Мистеру Белли не было чуждо тщеславие: например, он считал себя разумнее прочих, к тому же он верил, что является ходячим компасом, еще он кичился своим луженым желудком и умением читать вверх ногами. Но собственное отражение в зеркале не вызывало у него внутреннего ликования. Нет, ему не то чтобы не нравилась его внешность, просто он знал, что она не бог весть что. Урожай волос на его голове начал осыпаться еще несколько десятилетий назад, теперь голова представляла собой почти обнажившееся поле. Если у носа имелся характер, то подбородок, несмотря на удвоенные усилия, характером не отличался. Мистер Белли был широк в плечах, впрочем, во всех остальных местах — тоже. Разумеется, он был опрятен — ботинки начищал до блеска, сдавал белье в стирку, дважды в день скоблил и пудрил тальком свои синеватые щеки, но все эти ухищрения не могли замаскировать и даже наоборот — подчеркивали ординарную внешность человека средних лет и среднего достатка. Тем не менее он благосклонно принял лесть Мэри О’Мигэн, в конце концов незаслуженный комплимент зачастую куда мощнее бьет в цель.
— Черт, да мне уже пятьдесят один, — сказал он, скостив себе четыре года. — Не могу сказать, что ощущаю их.
Он действительно их не ощущал, может, потому, что ветер утих, а солнце стало припекать вовсю. Как бы то ни было, надежды его снова возродились, он снова был бессмертен, снова был человеком, у которого имеются планы на будущее.
— Пятьдесят один. Это пустяки. Самый расцвет сил. Если следить за собой. Мужчине вашего возраста нужен уход. Забота.
Действительно ли на кладбище можно не опасаться охотниц за мужьями?
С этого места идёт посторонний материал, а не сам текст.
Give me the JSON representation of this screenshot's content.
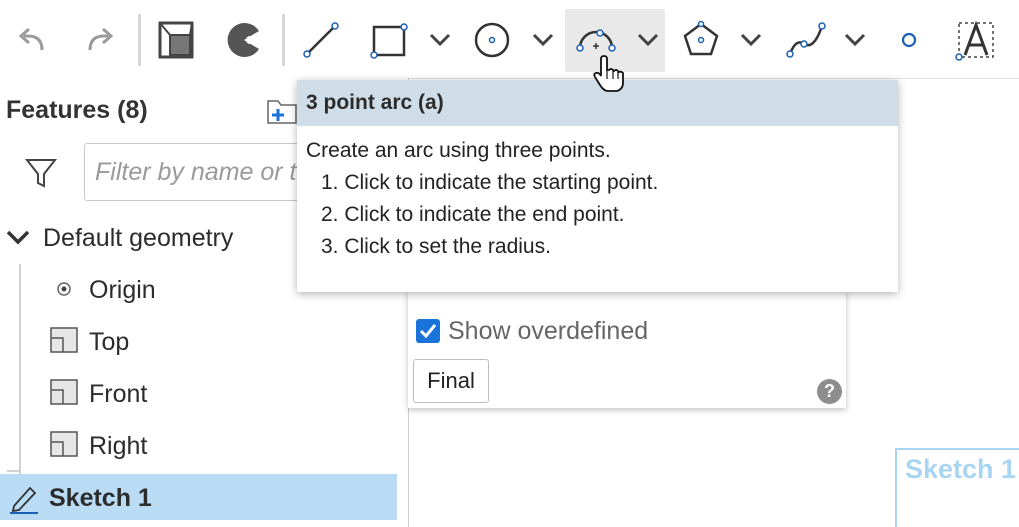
{
  "toolbar": {
    "tools": [
      {
        "name": "undo-icon"
      },
      {
        "name": "redo-icon"
      },
      {
        "name": "use-icon"
      },
      {
        "name": "pie-icon"
      },
      {
        "name": "line-icon"
      },
      {
        "name": "rectangle-icon"
      },
      {
        "name": "circle-icon"
      },
      {
        "name": "three-point-arc-icon"
      },
      {
        "name": "polygon-icon"
      },
      {
        "name": "spline-icon"
      },
      {
        "name": "point-icon"
      },
      {
        "name": "text-icon"
      }
    ],
    "active_tool": "three-point-arc-icon",
    "accent_color": "#1a5fb4"
  },
  "features": {
    "title": "Features (8)",
    "filter_placeholder": "Filter by name or t",
    "group_label": "Default geometry",
    "items": [
      {
        "label": "Origin",
        "icon": "origin-icon"
      },
      {
        "label": "Top",
        "icon": "plane-icon"
      },
      {
        "label": "Front",
        "icon": "plane-icon"
      },
      {
        "label": "Right",
        "icon": "plane-icon"
      }
    ],
    "selected_item": {
      "label": "Sketch 1",
      "icon": "pencil-icon"
    },
    "selection_color": "#b9dcf4"
  },
  "sketch_panel": {
    "show_overdefined_label": "Show overdefined",
    "show_overdefined_checked": true,
    "final_label": "Final",
    "help_glyph": "?"
  },
  "tooltip": {
    "title": "3 point arc (a)",
    "description": "Create an arc using three points.",
    "steps": [
      "1. Click to indicate the starting point.",
      "2. Click to indicate the end point.",
      "3. Click to set the radius."
    ],
    "header_color": "#cfdde9"
  },
  "canvas": {
    "sketch_label": "Sketch 1"
  }
}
Этот вопрос, пробегая у него в мыслях, застрял на полпути, пока он рассматривал ее уютное и доверчивое лицо, заглядывал ей в глаза в поисках вероломного умысла.
— А ваш отец. Он… — мистер Белли сделал неуклюжий жест, — где-то поблизости?
— Папуля? Да нет. Он ни в какую. Наотрез отказался быть похороненным. Так что он дома.
Зловещее видение возникло в воображении мистера Белли, и даже следующие слова собеседницы — «его прах» — не смогли его полностью развеять.
— Что ж, — пожала она плечами, — такова была его воля. О, понимаю, вы недоумеваете, что же я здесь делаю? Я живу неподалеку. Прихожу сюда прогуляться, отсюда такой вид…
Оба повернулись, чтобы взглянуть на панораму — на шпилях некоторых зданий колыхались облачные вымпелы, окна сияли отраженным солнечным светом, словно миллионы слюдяных чешуек.
— Какой великолепный день, в самый раз для парада! — воскликнула мисс О’Мигэн.
«Вы очень милая», — подумал мистер Белли, затем озвучил свою мысль и тут же пожалел об этом, поскольку, конечно же, она спросила почему.
— Потому что вы так мило это сказали, про парады.
— Видите? Как много у нас общего! Я ни одного парада не пропустила, — объявила она торжествующе. — Обожаю горны. Я и сама умею горнить, раньше играла, еще в школе Святого Сердца. Вы сказали, — она понизила голос, словно затронутая тема требовала погребальной интонации, — дали понять, что любите музыку. Знаете, у меня дома тысячи старых грамзаписей. Ну, сотни. Папуля ими занимался, по работе. Пока не вышел на пенсию. Покрывал шеллаком пластинки на фабрике грамзаписей. Помните Хелен Морган? Я с ума по ней схожу, она сногсшибательна просто.
— Господи боже, — прошептал он.
Руби Киллер, Джин Харлоу — это были его страстные, но излечимые увлечения, но Хелен Морган — бледный, как альбинос, усыпанный блестками призрак, переливающийся при свете рампы в «Зигфелде»[19], — до чего же, до чего же он ее обожал.
— А вы верите, что она спилась и умерла от этого? Из-за какого-то гангстера?
— Какая разница? Она была восхитительна.